Inilah Alasan-alasan Mengapa Para Aktivis Khilafah Harus Banyak Menuntut Ilmu

Aktivis Khilafah

Khilafah.id – Sekitar tahun lalu, nama seorang sejarawan asal Inggris, Peter Carey, penulis sejarah modern Indonesia, dicatut dalam sebuah diskusi launching film “Jejak Khilafah di Nusantara”. Peter Carey dalam beberapa media, sudah membantah bahwa ia tidak pernah terlibat. Bahkan panitia acara tidak pernah menghubungi sebelumnya. Namun tiba-tiba, namanya sudah ada dalam pamflet diskusi yang diisi oleh para petinggi Hizbut Tahrir Indonesia (HTI) seperti Ismail Yusanto, Felix Siauw, Nicko Pandawa, dan Rokhmat S. Labib.

Secara konsep, gagasan Khilafah sudah kalah telak dibantai dan dikritik, mulai dari logika, ajaran, hingga fakta sejarah Islam. Namun, dalam kebebasan berekspresi, demokrasi yang mereka kafirkan sendiri, tetap menjamin aktivis Khilafah bisa terus membuat narasi di manapun dan dengan cara apapun, termasuk membuat film. Walaupun nantinya datang juga kritik yang merontokkan semua narasi itu.

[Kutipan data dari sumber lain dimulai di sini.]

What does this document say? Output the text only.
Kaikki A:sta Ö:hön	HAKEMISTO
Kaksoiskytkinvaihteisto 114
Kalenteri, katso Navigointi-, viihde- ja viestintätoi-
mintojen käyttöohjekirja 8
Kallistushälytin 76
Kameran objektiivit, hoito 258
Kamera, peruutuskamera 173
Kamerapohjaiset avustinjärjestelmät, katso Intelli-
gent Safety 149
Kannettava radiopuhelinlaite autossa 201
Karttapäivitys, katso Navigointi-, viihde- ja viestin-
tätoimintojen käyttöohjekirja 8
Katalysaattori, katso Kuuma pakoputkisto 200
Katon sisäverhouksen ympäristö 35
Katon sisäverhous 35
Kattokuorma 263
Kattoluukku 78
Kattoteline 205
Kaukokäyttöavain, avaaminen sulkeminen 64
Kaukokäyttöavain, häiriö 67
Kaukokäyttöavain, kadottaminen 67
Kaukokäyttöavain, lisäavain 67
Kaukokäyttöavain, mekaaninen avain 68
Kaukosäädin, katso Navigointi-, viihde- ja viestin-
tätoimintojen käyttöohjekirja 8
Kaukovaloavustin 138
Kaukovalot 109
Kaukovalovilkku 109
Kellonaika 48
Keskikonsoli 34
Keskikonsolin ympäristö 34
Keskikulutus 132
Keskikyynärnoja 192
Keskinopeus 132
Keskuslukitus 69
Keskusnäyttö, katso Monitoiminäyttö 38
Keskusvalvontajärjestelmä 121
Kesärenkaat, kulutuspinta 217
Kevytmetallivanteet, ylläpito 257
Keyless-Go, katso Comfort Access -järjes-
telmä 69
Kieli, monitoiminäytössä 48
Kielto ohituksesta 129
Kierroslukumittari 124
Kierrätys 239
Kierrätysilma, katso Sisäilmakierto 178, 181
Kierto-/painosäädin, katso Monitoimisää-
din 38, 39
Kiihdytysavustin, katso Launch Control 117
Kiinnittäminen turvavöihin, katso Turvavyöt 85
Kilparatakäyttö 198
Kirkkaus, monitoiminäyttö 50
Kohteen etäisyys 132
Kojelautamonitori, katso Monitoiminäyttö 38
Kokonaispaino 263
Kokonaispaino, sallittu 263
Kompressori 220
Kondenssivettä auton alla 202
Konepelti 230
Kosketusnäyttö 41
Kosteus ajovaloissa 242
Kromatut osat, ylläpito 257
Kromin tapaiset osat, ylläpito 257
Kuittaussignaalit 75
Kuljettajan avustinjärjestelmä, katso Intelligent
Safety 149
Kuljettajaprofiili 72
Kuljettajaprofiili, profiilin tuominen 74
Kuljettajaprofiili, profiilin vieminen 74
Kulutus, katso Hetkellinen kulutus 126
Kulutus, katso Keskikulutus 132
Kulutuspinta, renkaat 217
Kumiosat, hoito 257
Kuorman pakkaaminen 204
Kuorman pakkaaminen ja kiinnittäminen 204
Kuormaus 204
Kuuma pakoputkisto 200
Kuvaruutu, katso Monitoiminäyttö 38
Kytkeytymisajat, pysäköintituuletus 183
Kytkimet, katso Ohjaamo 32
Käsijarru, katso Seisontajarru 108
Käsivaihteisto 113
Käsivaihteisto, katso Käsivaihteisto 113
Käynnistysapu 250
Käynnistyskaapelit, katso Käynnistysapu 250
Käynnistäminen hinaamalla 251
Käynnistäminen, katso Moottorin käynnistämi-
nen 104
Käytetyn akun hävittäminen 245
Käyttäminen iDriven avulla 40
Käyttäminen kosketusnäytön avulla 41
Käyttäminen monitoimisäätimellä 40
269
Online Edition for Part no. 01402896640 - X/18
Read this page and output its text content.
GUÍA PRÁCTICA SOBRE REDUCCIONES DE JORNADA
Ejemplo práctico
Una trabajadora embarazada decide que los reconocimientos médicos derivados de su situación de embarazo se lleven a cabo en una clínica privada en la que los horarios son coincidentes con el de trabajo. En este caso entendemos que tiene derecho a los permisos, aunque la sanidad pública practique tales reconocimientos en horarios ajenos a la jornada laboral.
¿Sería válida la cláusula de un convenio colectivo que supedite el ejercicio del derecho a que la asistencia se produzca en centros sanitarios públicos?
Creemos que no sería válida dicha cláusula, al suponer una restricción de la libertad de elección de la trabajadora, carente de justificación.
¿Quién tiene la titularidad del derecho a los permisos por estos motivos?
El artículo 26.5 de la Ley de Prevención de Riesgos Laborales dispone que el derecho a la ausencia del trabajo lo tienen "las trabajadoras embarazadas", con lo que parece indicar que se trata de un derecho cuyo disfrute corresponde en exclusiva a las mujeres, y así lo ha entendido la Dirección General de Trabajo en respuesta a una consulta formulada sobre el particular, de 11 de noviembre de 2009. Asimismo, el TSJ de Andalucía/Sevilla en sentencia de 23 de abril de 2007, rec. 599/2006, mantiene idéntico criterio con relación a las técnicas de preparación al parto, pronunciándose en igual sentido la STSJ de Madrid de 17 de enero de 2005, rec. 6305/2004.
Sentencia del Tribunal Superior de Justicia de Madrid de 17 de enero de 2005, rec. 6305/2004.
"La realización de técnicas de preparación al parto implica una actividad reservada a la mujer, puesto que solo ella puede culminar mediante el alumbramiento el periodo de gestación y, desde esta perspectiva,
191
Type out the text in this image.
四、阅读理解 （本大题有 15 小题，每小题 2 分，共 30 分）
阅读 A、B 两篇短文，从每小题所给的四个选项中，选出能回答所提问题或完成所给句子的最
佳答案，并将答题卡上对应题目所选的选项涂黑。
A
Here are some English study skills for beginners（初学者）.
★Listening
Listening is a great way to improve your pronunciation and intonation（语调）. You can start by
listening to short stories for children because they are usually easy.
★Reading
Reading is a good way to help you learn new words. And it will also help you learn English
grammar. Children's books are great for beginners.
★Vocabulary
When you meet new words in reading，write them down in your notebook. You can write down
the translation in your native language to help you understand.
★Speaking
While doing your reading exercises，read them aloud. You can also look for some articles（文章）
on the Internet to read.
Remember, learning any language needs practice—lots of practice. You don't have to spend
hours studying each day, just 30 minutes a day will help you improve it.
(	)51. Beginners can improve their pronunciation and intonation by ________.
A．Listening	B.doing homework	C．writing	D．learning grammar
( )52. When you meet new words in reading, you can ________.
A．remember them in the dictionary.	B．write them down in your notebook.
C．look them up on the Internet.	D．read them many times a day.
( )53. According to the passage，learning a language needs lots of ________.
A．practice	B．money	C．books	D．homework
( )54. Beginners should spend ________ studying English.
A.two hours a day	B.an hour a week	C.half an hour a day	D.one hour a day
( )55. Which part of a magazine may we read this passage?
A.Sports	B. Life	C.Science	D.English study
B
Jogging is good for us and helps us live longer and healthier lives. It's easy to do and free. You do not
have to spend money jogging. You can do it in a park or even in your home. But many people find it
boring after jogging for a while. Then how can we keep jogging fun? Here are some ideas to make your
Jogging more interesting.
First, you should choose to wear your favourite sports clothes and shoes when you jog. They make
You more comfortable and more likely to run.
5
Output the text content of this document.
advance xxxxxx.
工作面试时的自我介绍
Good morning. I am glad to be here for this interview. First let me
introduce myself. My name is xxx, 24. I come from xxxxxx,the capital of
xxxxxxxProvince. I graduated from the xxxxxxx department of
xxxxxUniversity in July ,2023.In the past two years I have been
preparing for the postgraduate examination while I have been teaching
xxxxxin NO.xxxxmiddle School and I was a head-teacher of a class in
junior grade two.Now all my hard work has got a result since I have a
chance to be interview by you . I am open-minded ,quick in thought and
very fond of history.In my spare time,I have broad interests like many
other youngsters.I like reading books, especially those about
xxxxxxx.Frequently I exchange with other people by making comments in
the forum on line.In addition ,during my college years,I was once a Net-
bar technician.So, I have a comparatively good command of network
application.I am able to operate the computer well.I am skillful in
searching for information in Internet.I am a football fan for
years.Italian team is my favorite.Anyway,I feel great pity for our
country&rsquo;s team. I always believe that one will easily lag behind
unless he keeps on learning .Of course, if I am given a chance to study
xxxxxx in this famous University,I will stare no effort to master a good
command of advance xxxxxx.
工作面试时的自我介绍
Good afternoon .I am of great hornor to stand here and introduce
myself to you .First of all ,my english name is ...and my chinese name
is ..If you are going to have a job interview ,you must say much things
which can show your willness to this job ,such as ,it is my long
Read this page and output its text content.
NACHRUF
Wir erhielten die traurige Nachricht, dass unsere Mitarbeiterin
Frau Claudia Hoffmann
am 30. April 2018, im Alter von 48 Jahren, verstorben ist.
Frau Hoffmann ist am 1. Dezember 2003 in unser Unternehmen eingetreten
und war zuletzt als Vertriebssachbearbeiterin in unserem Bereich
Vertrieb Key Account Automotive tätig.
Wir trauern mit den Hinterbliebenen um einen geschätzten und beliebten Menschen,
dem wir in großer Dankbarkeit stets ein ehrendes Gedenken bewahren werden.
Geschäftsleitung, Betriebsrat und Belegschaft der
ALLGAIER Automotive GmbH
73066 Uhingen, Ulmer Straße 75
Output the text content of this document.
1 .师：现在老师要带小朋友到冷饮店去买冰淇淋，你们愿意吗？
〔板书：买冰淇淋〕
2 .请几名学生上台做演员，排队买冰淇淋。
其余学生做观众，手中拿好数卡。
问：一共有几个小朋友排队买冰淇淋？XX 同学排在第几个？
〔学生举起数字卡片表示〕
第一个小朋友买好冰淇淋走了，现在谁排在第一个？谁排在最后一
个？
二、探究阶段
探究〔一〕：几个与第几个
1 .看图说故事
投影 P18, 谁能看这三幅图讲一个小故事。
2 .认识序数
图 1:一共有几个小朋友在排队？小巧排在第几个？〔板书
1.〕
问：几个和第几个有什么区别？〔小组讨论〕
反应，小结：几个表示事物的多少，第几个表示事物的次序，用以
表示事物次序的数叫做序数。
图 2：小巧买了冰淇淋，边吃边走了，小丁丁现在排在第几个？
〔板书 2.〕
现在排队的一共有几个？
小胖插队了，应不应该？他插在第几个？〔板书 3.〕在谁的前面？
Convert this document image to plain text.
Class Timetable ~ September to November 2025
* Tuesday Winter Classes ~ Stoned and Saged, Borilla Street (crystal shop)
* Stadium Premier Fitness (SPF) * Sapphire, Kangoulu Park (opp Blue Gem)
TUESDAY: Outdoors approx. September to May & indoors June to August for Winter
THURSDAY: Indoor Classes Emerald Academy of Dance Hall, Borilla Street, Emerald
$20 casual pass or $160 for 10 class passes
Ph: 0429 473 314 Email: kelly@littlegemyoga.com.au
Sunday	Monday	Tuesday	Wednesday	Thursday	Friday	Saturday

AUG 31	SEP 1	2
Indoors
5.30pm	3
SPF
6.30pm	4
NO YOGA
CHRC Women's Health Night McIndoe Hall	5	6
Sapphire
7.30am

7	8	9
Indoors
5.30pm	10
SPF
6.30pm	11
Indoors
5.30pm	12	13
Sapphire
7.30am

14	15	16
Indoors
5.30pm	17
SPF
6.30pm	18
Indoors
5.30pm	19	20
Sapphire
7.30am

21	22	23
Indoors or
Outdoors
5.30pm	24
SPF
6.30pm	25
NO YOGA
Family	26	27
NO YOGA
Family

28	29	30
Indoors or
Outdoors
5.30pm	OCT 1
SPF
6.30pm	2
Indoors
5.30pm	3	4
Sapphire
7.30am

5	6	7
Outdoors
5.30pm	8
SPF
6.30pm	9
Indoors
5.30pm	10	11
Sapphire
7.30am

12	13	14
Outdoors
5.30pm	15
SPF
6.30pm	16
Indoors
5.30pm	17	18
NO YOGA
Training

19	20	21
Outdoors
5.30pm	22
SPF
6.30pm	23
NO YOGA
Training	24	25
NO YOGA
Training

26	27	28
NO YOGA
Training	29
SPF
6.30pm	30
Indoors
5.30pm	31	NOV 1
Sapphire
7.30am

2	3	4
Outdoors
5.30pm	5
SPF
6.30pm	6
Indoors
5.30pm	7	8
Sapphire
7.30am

Menurut saya, sudahlah, semua usaha untuk mendirikan Khilafah itu akan sia-sia saja. Karena dalam sejarah Indonesia, gerakan seperti ini tidak pernah berhasil. Sebutlah misalnya gerakan kelompok Darul Islam/ Negara Islam Indonesia (DI/NII) tahun 1949, telah tenggelam dalam pojok-pojok sejarah. Karena Indonesia ini, dengan sistem dan bentuknya yang sekarang adalah hasil kesepakatan para ulama bersama tokoh-tokoh bangsa, yang sah secara Islam.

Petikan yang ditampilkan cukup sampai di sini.